The events of extreme violence that plague Colombia and the mass citizen protests against police brutality are further proof of the rot affecting the country.
In the midst of it, there has appeared, from the very heart of the system, the proposal to put an end to the dominance of the far-right represented by Alvaro Uribe Vélez and set in motion essential reforms to modernise and – above all – democratise the country.
The loudest voice in this type of reforming proposal comes from none other than former president Juan Manuel Santos who, when in office, signed the Peace Agreement with the guerrilla group FARC-EP and is a holder of the Nobel Peace Prize.
It seems Santos is being joined now by some forces of the moderate left, the former guerrilla groups – now legal – and discontented sectors of the traditional parties.
One might think that the aim of Santos’s return is to usher in a new period in the country’s history, overcoming the violence, backwardness and poverty that characterised the past.
It could also be interpreted as a clever move by sections of the dominant class who, aware of the immense risks in maintaining the current status quo and in view of the obvious need for change, are getting ahead of events to prevent the left from winning the next elections and undertaking reforms than go much further than would be desirable for their interests.
Critics from within the establishment itself, and those on the left who agree with them, would then be shouting about how highly inconvenient it is having the extreme right-wing model that Uribe represents maintained.
They also talk about the urgent need to look for alternatives that would avoid a social explosion and satisfy the repeated demands from the popular sectors.
It can be supposed that the bourgeois sectors that are pushing for change would make the argument to their followers that not leading a reform project would result in a left-wing leadership with a good chance of channelling the discontent and winning the 2022 presidential elections.
The dominant class has to give its backing to this reformist alternative; or at least a majority and decisive proportion of the dominant class must do so.
To a large extent that will depend on the reform programme that is agreed and on the scope of the concessions that are made. There has been scarce mention of specific reforms but the presence of the FARC party at the side of former president Santos allows us to suppose that the programme of government proposed will include the fulfilment of the Peace Agreement signed in Havana.
What prospects does the implementation of this agreement have?
Advancing, for example in a rural reform, would mean affecting the system of large landholdings and large rural property ownership and generate, among other things, optimal conditions to bring about the end of the guerrilla groups that remain active.
Reforming the political system implies striking at the so-called traditional “political class” which takes advantage of all the benefits given to it by the primitive nature of the system, exclusionary, corrupt and violent (starting with the permanent abstention of over 50% of the electorate for more than half a century).
They would put up no small amount of opposition and only a government with sufficient room for manoeuvre would be able to turn this reform, which in fact means entering modernity, into reality.
Ending the so-called “war on drugs” through some form of legalisation, as has been done for example in Uruguay, Switzerland and Sweden, would render the presence of the DEA (US Drugs Enforcement Administration) completely unnecessary.
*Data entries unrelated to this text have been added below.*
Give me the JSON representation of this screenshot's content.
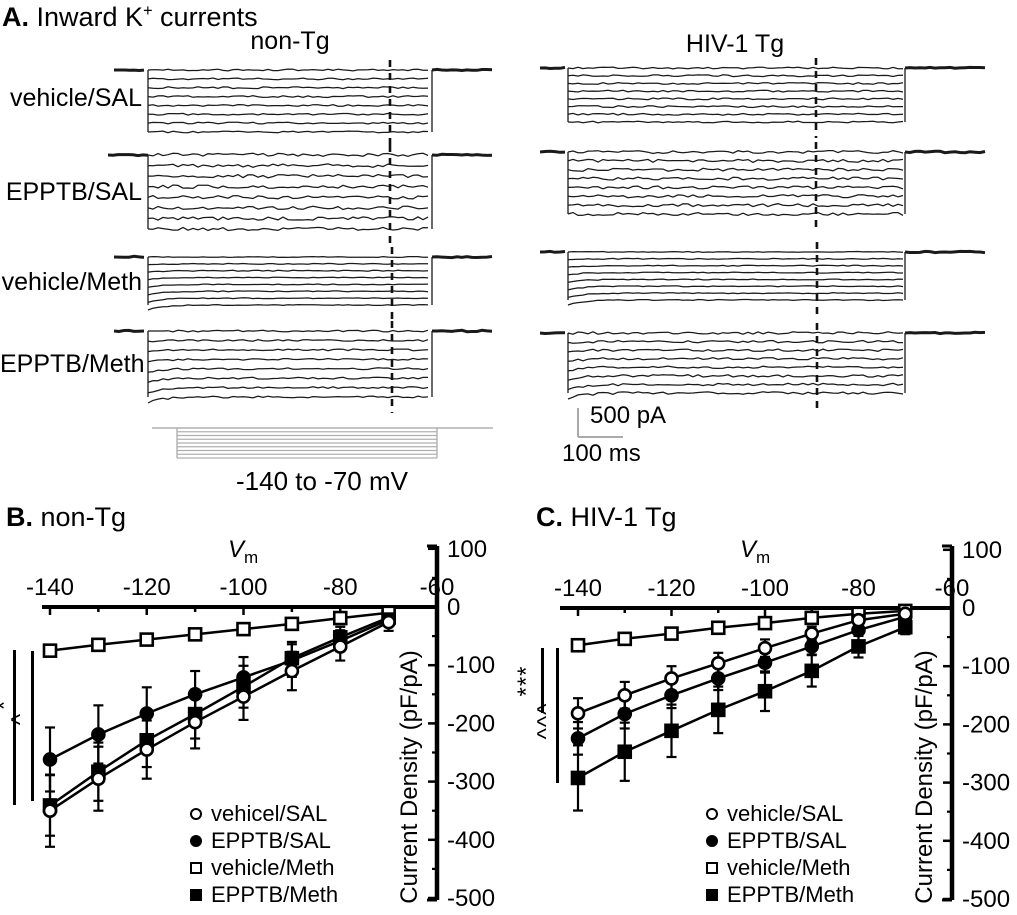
{
  "panel_a": {
    "label": "A.",
    "title_pre": "Inward K",
    "title_sup": "+",
    "title_post": " currents",
    "col_headers": [
      "non-Tg",
      "HIV-1 Tg"
    ],
    "row_labels": [
      "vehicle/SAL",
      "EPPTB/SAL",
      "vehicle/Meth",
      "EPPTB/Meth"
    ],
    "protocol_label": "-140 to -70 mV",
    "scale_current": "500 pA",
    "scale_time": "100 ms"
  },
  "chart_data": [
    {
      "type": "line",
      "panel_label": "B.",
      "title": "non-Tg",
      "xlabel_main": "V",
      "xlabel_sub": "m",
      "ylabel": "Current Density (pF/pA)",
      "x": [
        -140,
        -130,
        -120,
        -110,
        -100,
        -90,
        -80,
        -70
      ],
      "xticks": [
        -140,
        -120,
        -100,
        -80,
        -60
      ],
      "yticks": [
        100,
        0,
        -100,
        -200,
        -300,
        -400,
        -500
      ],
      "xlim": [
        -150,
        -60
      ],
      "ylim": [
        -500,
        100
      ],
      "grid": false,
      "legend_position": "lower-right",
      "series": [
        {
          "name": "vehicel/SAL",
          "marker": "circle",
          "fill": "open",
          "values": [
            -350,
            -295,
            -245,
            -198,
            -154,
            -110,
            -68,
            -26
          ],
          "errors": [
            62,
            55,
            50,
            45,
            40,
            33,
            24,
            15
          ]
        },
        {
          "name": "EPPTB/SAL",
          "marker": "circle",
          "fill": "filled",
          "values": [
            -262,
            -219,
            -183,
            -150,
            -121,
            -92,
            -58,
            -22
          ],
          "errors": [
            55,
            50,
            45,
            40,
            35,
            28,
            18,
            10
          ]
        },
        {
          "name": "vehicle/Meth",
          "marker": "square",
          "fill": "open",
          "values": [
            -75,
            -65,
            -56,
            -47,
            -38,
            -29,
            -19,
            -10
          ],
          "errors": [
            10,
            9,
            8,
            8,
            7,
            6,
            5,
            4
          ]
        },
        {
          "name": "EPPTB/Meth",
          "marker": "square",
          "fill": "filled",
          "values": [
            -341,
            -283,
            -229,
            -184,
            -137,
            -88,
            -52,
            -18
          ],
          "errors": [
            52,
            50,
            46,
            42,
            36,
            28,
            18,
            12
          ]
        }
      ],
      "significance": [
        {
          "symbol": "*"
        },
        {
          "symbol": "^"
        }
      ]
    },
    {
      "type": "line",
      "panel_label": "C.",
      "title": "HIV-1 Tg",
      "xlabel_main": "V",
      "xlabel_sub": "m",
      "ylabel": "Current Density (pF/pA)",
      "x": [
        -140,
        -130,
        -120,
        -110,
        -100,
        -90,
        -80,
        -70
      ],
      "xticks": [
        -140,
        -120,
        -100,
        -80,
        -60
      ],
      "yticks": [
        100,
        0,
        -100,
        -200,
        -300,
        -400,
        -500
      ],
      "xlim": [
        -150,
        -60
      ],
      "ylim": [
        -500,
        100
      ],
      "grid": false,
      "legend_position": "lower-right",
      "series": [
        {
          "name": "vehicle/SAL",
          "marker": "circle",
          "fill": "open",
          "values": [
            -181,
            -150,
            -121,
            -95,
            -69,
            -44,
            -21,
            -10
          ],
          "errors": [
            26,
            23,
            21,
            18,
            15,
            12,
            9,
            6
          ]
        },
        {
          "name": "EPPTB/SAL",
          "marker": "circle",
          "fill": "filled",
          "values": [
            -224,
            -182,
            -150,
            -121,
            -94,
            -66,
            -38,
            -15
          ],
          "errors": [
            28,
            25,
            22,
            20,
            17,
            14,
            10,
            7
          ]
        },
        {
          "name": "vehicle/Meth",
          "marker": "square",
          "fill": "open",
          "values": [
            -64,
            -53,
            -44,
            -34,
            -26,
            -17,
            -10,
            -5
          ],
          "errors": [
            9,
            8,
            8,
            7,
            6,
            5,
            4,
            3
          ]
        },
        {
          "name": "EPPTB/Meth",
          "marker": "square",
          "fill": "filled",
          "values": [
            -292,
            -247,
            -211,
            -175,
            -143,
            -108,
            -66,
            -33
          ],
          "errors": [
            56,
            50,
            45,
            40,
            34,
            27,
            19,
            12
          ]
        }
      ],
      "significance": [
        {
          "symbol": "***"
        },
        {
          "symbol": "^^^"
        }
      ]
    }
  ],
  "colors": {
    "ink": "#000000",
    "trace": "#1a1a1a",
    "protocol_gray": "#b0b0b0",
    "scalebar_gray": "#aaaaaa"
  }
}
What would the embassy of long ago say?
These three reforms agreed with the FARC-EP by Santos himself are just one part of the measures to democratise and above all modernise the social order in Colombia.
They are measures that are in no way an assault on the capitalist system but against its current features, so alien to the so-called rule of law.
It is not by chance that the far-right (and to only a slightly lesser degree other groups on the right not signed up to Uribe’s principles) has always taken a very dim view of any hint of reform, however moderate.
But the events that show the deep decay of practically all the country’s institutions would indicate to the clearer heads in the establishment that reform is essential and that it is better to lead it to avoid the process getting out of their control.
The far-right’s current proposals, which have an obvious tone of creole fascism, will only stir things up and a military intervention of a much more direct nature than the current one to “ensure order”, as Uribe is asking for from his comfortable prison, must not be ruled out.
The left, which has declared itself in favour of the proposal by former president Santos and his allies, would have to assess the situation and proceed accordingly.
Indeed, if a balance of power is created that makes it possible to agree with the bourgeois reformers and their allies measures that satisfy the popular demands, the left should participate actively and play a decisive role.
If, on the other hand, the assessment leads it to the conclusion that the level of political consciousness and of organisation is still not enough to give sufficient momentum to that alliance, the left will have no alternative but to support Santos seeking to advance everything possible and avoid the triumph of the far-right.
If the rest of the left rejects the call of Santos and his allies and decides to move forward alone concluding that its own forces will be sufficient, or could become so, to impose its own programme to win the 2022 elections, it would have to drive its strategy on its own. As it did in the last elections.
Would that lead the reformists to opt for the far-right to avoid a popular triumph as happened in 2018 against Petro’s leftist movement?
It shouldn’t be forgotten either that there is a central element that sits atop the whole debate: the role of the armed forces.
It is hardly mentioned but without the support of the military rank-and-file putting an end to, for example, paramilitarism (an indispensable weapon for the dominance of the far-right) is little more than a dream.
How to negotiate with that force is one of the major challenges of the political process in Colombia for those who seek to reach a modern and above all civilised order.